Of course, the ratings these firms come up with have much broader implications than simply assisting investors with the decision of whether or not to commit funds to a specific security. Rating decisions can have direct impacts on the economics of a business since contractual commitments can change in the event of a downgrade. This can include the requirement to post additional collateral on derivatives transactions among other things. In fact, this threat was one of the major reasons for the government intervening in the AIG debacle last year.
More recently, it appears that the credit rating agencies have taken a much more risk averse posture with respect to Berkshire Hathaway. I wrote about the actions taken by Fitch Ratings, Standard & Poor’s, and Moody’s in recent weeks along with some of the problems I observed in the logic behind the moves.
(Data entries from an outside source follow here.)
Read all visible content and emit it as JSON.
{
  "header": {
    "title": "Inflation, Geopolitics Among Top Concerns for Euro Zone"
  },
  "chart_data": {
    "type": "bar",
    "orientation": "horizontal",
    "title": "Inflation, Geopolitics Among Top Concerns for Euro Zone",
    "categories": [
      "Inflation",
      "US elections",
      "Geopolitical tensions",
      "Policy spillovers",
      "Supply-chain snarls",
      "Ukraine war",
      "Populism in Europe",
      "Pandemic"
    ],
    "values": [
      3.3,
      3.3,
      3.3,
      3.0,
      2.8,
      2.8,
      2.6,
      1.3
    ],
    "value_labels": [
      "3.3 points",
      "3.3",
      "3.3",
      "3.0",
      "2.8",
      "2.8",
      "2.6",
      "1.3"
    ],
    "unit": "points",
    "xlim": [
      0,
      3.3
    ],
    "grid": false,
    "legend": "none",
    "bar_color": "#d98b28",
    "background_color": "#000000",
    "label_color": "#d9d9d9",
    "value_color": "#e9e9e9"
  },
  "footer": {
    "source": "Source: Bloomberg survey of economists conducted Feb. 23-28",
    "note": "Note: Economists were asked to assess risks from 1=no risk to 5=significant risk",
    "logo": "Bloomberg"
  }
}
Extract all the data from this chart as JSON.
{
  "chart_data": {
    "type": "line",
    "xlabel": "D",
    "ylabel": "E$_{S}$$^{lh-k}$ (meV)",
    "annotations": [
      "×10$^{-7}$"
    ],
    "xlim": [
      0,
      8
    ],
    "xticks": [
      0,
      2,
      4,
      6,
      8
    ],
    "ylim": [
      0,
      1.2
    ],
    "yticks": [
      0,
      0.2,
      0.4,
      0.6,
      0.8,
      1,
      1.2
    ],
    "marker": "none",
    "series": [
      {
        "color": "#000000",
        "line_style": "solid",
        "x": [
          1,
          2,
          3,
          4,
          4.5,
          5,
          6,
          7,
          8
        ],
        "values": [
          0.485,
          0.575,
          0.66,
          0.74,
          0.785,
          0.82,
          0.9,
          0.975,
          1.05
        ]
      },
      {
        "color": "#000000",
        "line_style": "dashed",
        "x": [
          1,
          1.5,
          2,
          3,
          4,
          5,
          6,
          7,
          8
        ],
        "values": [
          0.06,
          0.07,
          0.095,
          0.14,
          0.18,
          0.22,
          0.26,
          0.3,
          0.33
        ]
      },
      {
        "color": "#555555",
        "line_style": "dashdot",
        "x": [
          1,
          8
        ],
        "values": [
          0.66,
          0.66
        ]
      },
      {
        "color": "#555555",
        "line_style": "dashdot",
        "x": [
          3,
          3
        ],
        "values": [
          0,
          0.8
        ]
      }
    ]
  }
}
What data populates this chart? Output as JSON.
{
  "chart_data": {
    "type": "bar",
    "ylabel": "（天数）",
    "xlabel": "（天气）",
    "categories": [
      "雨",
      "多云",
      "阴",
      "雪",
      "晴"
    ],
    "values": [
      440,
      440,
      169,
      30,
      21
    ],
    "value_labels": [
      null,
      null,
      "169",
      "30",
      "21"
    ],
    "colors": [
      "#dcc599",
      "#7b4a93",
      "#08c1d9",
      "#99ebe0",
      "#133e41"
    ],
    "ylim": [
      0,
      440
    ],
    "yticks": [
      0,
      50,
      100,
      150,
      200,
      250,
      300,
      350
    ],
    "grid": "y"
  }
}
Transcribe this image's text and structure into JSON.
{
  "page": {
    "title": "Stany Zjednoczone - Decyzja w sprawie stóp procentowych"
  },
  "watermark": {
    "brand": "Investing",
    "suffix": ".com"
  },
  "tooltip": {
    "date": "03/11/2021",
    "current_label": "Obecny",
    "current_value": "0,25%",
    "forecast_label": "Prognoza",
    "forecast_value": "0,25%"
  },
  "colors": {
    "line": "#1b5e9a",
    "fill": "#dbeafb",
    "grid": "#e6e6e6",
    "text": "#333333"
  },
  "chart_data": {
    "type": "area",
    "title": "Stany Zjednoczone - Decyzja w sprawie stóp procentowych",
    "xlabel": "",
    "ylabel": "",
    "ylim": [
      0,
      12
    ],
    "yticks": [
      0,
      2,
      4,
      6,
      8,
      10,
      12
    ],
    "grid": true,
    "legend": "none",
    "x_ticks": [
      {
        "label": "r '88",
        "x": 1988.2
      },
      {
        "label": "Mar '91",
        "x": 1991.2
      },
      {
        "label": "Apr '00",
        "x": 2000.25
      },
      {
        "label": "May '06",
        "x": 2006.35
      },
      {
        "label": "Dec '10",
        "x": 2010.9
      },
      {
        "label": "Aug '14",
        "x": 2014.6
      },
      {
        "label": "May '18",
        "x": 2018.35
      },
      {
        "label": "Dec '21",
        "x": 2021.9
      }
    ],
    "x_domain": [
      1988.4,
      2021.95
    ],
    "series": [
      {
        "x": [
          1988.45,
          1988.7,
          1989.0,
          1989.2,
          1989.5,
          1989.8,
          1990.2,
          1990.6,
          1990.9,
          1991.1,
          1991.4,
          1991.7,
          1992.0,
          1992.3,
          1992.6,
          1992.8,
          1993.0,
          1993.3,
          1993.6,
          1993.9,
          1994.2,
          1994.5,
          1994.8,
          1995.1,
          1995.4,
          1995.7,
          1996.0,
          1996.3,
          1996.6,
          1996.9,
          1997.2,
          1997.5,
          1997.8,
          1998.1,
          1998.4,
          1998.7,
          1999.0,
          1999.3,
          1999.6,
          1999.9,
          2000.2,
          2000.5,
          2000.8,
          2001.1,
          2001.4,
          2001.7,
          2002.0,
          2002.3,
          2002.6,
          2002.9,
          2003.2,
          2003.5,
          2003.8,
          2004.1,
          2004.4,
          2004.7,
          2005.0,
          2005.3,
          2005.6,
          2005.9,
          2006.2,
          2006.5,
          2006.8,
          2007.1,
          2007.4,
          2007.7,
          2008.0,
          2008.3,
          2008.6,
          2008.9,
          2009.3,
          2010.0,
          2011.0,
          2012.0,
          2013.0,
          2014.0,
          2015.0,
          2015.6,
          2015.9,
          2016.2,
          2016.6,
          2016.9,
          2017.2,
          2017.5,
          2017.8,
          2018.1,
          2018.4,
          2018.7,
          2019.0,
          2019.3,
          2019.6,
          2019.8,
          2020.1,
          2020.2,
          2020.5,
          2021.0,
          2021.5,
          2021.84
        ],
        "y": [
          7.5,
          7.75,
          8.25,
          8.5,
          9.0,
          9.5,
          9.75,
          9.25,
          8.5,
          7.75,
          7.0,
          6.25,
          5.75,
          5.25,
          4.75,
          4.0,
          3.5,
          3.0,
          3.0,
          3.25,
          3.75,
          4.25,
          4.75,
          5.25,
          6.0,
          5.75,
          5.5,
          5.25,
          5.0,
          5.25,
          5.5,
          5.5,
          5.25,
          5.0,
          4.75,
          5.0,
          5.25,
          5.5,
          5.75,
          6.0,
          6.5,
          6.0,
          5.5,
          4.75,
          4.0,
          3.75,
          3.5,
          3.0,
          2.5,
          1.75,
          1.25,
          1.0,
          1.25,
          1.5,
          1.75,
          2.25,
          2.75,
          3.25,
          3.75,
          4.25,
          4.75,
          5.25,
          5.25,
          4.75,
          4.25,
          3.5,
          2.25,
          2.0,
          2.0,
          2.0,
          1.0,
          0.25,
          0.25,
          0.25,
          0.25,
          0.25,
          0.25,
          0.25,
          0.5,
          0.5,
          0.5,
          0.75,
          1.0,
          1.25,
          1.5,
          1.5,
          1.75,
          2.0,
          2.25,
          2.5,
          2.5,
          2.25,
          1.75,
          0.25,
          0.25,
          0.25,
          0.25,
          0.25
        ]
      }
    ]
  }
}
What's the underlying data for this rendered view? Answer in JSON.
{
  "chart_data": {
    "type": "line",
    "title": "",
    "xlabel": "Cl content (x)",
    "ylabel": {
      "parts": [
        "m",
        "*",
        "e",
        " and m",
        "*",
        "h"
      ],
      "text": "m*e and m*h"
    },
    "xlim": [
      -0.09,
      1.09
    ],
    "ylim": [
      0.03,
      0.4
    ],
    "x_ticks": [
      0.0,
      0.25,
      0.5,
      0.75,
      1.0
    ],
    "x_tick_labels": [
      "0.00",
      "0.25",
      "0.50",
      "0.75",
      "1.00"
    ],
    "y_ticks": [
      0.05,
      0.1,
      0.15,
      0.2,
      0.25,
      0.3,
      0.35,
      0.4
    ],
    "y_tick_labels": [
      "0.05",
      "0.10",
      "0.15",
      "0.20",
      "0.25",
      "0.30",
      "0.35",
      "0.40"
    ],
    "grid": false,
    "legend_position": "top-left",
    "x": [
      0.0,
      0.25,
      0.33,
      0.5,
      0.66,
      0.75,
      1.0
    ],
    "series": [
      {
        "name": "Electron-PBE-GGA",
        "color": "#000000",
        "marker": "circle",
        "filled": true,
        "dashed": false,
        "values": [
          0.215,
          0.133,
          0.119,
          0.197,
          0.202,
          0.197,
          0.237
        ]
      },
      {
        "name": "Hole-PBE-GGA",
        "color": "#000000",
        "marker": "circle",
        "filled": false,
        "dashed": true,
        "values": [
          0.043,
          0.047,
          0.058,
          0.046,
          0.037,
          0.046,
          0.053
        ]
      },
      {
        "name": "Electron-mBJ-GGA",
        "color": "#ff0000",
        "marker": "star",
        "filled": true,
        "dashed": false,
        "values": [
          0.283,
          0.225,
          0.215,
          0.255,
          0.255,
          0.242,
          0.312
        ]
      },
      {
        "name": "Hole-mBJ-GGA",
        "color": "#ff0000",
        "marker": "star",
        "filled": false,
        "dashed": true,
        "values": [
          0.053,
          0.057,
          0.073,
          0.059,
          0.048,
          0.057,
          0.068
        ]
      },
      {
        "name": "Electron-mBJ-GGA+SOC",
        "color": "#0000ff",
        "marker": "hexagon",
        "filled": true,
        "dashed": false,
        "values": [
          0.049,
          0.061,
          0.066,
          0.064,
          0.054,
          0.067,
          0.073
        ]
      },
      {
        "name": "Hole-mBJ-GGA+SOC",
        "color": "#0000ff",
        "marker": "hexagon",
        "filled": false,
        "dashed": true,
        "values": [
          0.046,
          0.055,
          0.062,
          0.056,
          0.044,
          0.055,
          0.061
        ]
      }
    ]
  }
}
While the ratings firms were blind to risk during the boom years, it seems that they are now equally irrational in terms of risk aversion.
Regardless of the outcome of the reform discussions currently underway, investors would be well advised to remember Graham’s advice and consider themselves to be the final authority on judgments regarding the safety and soundness of security selections rather than abdicating this most fundamental responsibility to any third party.